Overview of Virtual Memory

In a system with fixed memory (non-virtual), the address space of a process occupies and is limited to a portion of the system's main memory.

In SunOS 5.0 through 5.8 virtual memory, the actual address space of a process occupies a file in the swap partition of disk storage (the file is called the backing store). Pages of main memory buffer the active (or recently active) portions of the process address space to provide code for the CPU(s) to execute and data for the program to process.

A page of address space is loaded when an address that is not currently in memory is accessed by a CPU, causing a page fault. Since execution cannot continue until the page fault is resolved, by reading the referenced address segment into memory, the process sleeps until the page has been read.

The most obvious difference between the two memory systems for the application developer is that virtual memory lets applications occupy much larger address spaces. Less obvious advantages of virtual memory are much simpler and more efficient file I/O and very efficient sharing of memory between processes.

Address Spaces and Mapping

Since backing store files (the process address space) exist only in swap storage, they are not included in the UNIX named file space. (This makes backing store files inaccessible to other processes.) However, a simple extension allows the logical insertion of all, or part, of one or more, named files in the backing store and treats the result as a single address space. This is called mapping.

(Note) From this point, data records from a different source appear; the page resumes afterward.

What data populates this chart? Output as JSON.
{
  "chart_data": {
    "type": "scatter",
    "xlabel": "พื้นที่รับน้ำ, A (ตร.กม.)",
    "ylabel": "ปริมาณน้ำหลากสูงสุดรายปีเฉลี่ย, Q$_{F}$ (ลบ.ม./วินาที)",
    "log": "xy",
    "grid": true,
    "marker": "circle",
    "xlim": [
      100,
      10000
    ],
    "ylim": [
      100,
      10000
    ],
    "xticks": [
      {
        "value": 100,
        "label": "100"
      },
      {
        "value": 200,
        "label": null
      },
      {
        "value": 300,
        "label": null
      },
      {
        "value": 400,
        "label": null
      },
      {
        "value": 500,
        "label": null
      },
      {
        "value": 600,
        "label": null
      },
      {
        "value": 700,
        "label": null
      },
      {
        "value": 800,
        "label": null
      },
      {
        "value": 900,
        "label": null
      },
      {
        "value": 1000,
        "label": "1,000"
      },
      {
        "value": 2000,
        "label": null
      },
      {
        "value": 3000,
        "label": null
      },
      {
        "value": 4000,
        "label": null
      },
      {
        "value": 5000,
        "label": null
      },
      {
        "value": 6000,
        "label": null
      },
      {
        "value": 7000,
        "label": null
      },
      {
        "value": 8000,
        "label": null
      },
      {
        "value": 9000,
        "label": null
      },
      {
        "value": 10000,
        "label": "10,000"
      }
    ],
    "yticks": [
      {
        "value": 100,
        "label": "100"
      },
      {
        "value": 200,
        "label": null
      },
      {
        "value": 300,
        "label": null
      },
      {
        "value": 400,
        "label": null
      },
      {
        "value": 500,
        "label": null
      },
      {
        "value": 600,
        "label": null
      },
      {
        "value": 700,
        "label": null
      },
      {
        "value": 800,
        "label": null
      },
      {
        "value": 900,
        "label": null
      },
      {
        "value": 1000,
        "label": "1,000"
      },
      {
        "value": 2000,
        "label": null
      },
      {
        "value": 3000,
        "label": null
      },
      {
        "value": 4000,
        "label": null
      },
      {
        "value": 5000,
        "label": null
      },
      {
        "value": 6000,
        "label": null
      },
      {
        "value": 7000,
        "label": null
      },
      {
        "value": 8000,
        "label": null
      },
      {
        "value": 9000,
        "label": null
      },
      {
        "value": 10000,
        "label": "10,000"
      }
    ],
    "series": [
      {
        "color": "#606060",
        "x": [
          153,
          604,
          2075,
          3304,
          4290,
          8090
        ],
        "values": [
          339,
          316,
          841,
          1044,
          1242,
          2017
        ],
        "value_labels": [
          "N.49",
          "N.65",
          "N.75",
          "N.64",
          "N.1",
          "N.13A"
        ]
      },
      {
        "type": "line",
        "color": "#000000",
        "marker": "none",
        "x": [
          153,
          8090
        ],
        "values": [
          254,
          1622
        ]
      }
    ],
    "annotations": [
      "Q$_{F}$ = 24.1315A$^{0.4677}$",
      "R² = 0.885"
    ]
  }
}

With mapping, any part of any readable or writable file can be logically included in a process's address space. Like any other portion of the process's address space, no page of the file is actually loaded into memory until a page fault forces this action. Pages of memory are written to the file only if their contents have been modified. So, reading from and writing to files is completely automatic and very efficient.

More than one process can map a single named file. This provides very efficient memory sharing between processes. All or part of other files can also be shared between processes.

Not all named file system objects can be mapped. Devices that cannot be treated as storage, such as terminal and network device files, are examples of objects that cannot be mapped.

A process address space is defined by all of the files (or portions of files) mapped into the address space. Each mapping is sized and aligned to the page boundaries of the system on which the process is executing. No memory is associated with processes themselves.

A process page maps to only one object at a time, although an object address can be the subject of many process mappings. The notion of a "page" is not a property of the mapped object. Mapping an object provides only the potential for a process to read or write the object's contents.

Mapping makes the object's contents directly addressable by a process. Applications can access the storage resources they use directly rather than indirectly through read and write. Potential advantages include efficiency (elimination of unnecessary data copying) and reduced complexity (single-step updates rather than the read, modify buffer, write cycle). The ability to access an object and have it retain its identity over the course of the access is unique to this access method, and facilitates the sharing of common code and data.

Because the file system name space includes any directory trees that are connected from other systems by NFS, any networked file can also be mapped into a process's address space.

Coherence

Whether to share memory or to share data contained in the file, when multiple processes map a file simultaneously there can be problems with simultaneous access to data elements. Such processes can cooperate through any of the synchronization mechanisms provided in SunOS 5.0 through 5.8. Because they are very light weight, the most efficient synchronization mechanisms in SunOS 5.0 through 5.8 are those provides in the threads library. See mutex(3THR), condition(3THR), rwlock(3THR), and semaphore(3THR) in the manual pages for details on their use.